Genericus, Emperor of Adzar.

After Corus had finished speaking, no one moved for a while. Then Farjika spoke. Simply. Repeating the words of Genericus.

“There are no enemies beyond death.”

She then gestured for us to sit.

The rest of the meeting raised issues concerning turning the truce into a provisional peace. Provisional, that is, until the accession of the new Emperor and his commands. There was still the issue of prisoners held at Stonekey, and the need to withdraw from occupied villages. Then there was the matter of the Adzar forts along the road from Stonekey to Sanctuary. Some of these were occupied by our forces, and some were still under siege. These matters were raised, but resolution would have to await negotiation between a delegation of Adzar commanders and the full Alliance Council after Marcus had left for Adzar City.

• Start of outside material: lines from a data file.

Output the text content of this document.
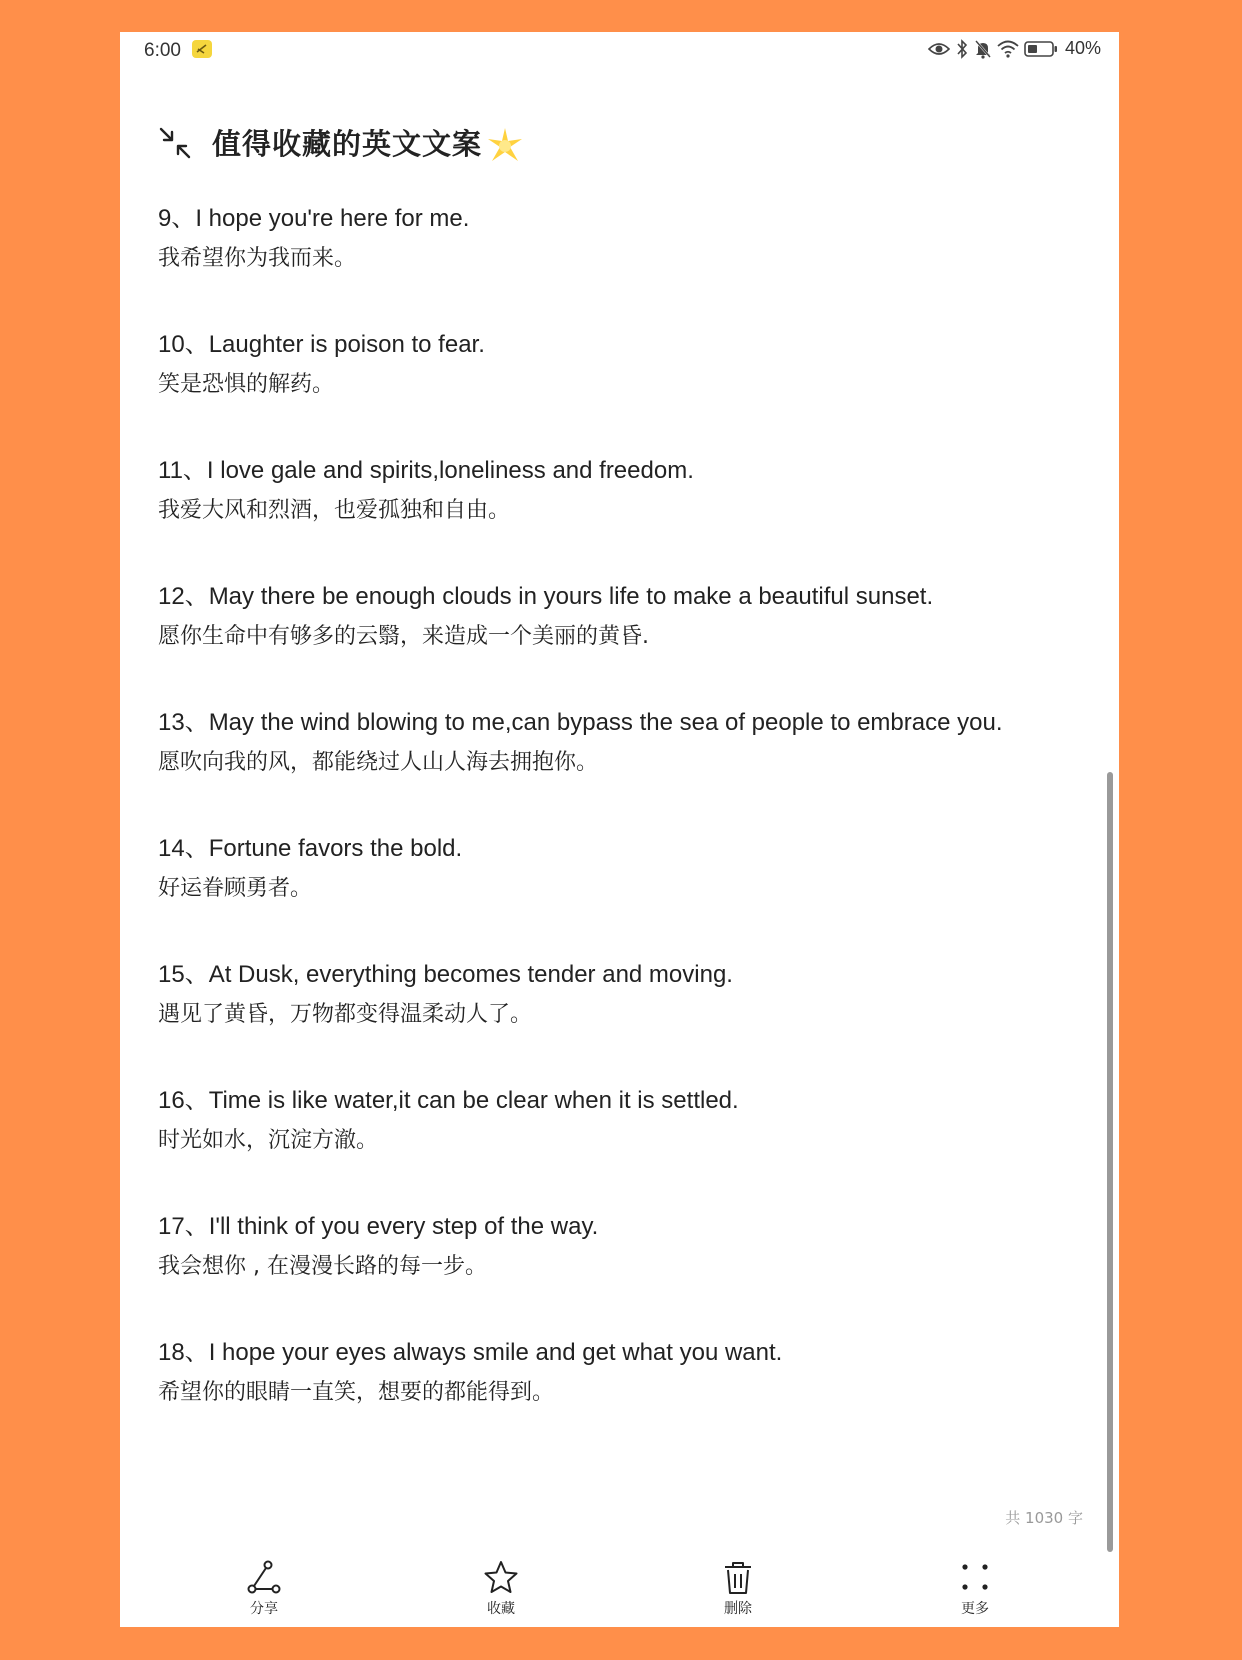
6:00	40%
值得收藏的英文文案
9、I hope you're here for me.
我希望你为我而来。
10、Laughter is poison to fear.
笑是恐惧的解药。
11、I love gale and spirits,loneliness and freedom.
我爱大风和烈酒，也爱孤独和自由。
12、May there be enough clouds in yours life to make a beautiful sunset.
愿你生命中有够多的云翳，来造成一个美丽的黄昏.
13、May the wind blowing to me,can bypass the sea of people to embrace you.
愿吹向我的风，都能绕过人山人海去拥抱你。
14、Fortune favors the bold.
好运眷顾勇者。
15、At Dusk, everything becomes tender and moving.
遇见了黄昏，万物都变得温柔动人了。
16、Time is like water,it can be clear when it is settled.
时光如水，沉淀方澈。
17、I'll think of you every step of the way.
我会想你 , 在漫漫长路的每一步。
18、I hope your eyes always smile and get what you want.
希望你的眼睛一直笑，想要的都能得到。
共 1030 字
分享	收藏	删除	更多
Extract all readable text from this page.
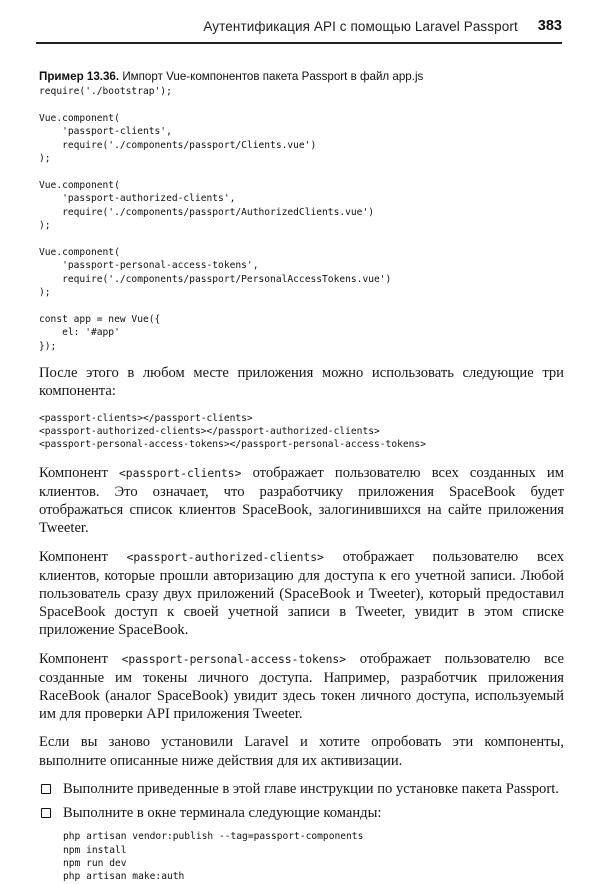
Аутентификация API с помощью Laravel Passport 383
Пример 13.36. Импорт Vue-компонентов пакета Passport в файл app.js
require('./bootstrap');

Vue.component(
'passport-clients',
require('./components/passport/Clients.vue')
);

Vue.component(
'passport-authorized-clients',
require('./components/passport/AuthorizedClients.vue')
);

Vue.component(
'passport-personal-access-tokens',
require('./components/passport/PersonalAccessTokens.vue')
);

const app = new Vue({
el: '#app'
});

После этого в любом месте приложения можно использовать следующие три компонента:

<passport-clients></passport-clients>
<passport-authorized-clients></passport-authorized-clients>
<passport-personal-access-tokens></passport-personal-access-tokens>

Компонент <passport-clients> отображает пользователю всех созданных им клиентов. Это означает, что разработчику приложения SpaceBook будет отображаться список клиентов SpaceBook, залогинившихся на сайте приложения Tweeter.

Компонент <passport-authorized-clients> отображает пользователю всех клиентов, которые прошли авторизацию для доступа к его учетной записи. Любой пользователь сразу двух приложений (SpaceBook и Tweeter), который предоставил SpaceBook доступ к своей учетной записи в Tweeter, увидит в этом списке приложение SpaceBook.

Компонент <passport-personal-access-tokens> отображает пользователю все созданные им токены личного доступа. Например, разработчик приложения RaceBook (аналог SpaceBook) увидит здесь токен личного доступа, используемый им для проверки API приложения Tweeter.

Если вы заново установили Laravel и хотите опробовать эти компоненты, выполните описанные ниже действия для их активизации.

Выполните приведенные в этой главе инструкции по установке пакета Passport.
Выполните в окне терминала следующие команды:
php artisan vendor:publish --tag=passport-components
npm install
npm run dev
php artisan make:auth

Corus would remain to lead the delegation.

That evening, after prayers, after the other Paldir and courtiers and servants had retired, Farjika Pendragon, Ser Sagramore, Abdul Hakim and I sat together in the kitchen, as had become our habit. As usual, Farjika and Sagramore declined the cakes I offered, and Abdul, looking to them, declined also. Only I had the cake, though I should not have at that time. I think I do it to show that I am not Paldir. We all had tea.

It was then that the Pendragon ambushed me by asking me to become her Prime Administrator. She said she could not manage Narshadow on her own. That it would not be right for her to do so, even if she could.

It is said that in the Commonwealth the Pendragon and the Prime Administrator hide behind each other, and I suddenly had the absurd image of Farjika and I running around each other. Then I thought about what the other clan chiefs would say.

“So that is why Tharin Saelig proposed Farjika Pendragon as Protector. One hand washes the other.”

It would please them. This is something they would understand, although it was never my intention. My intention was peace in my older years.

But I could not refuse. Farjika’s proposition was neither request nor command. It was logic. It was needed.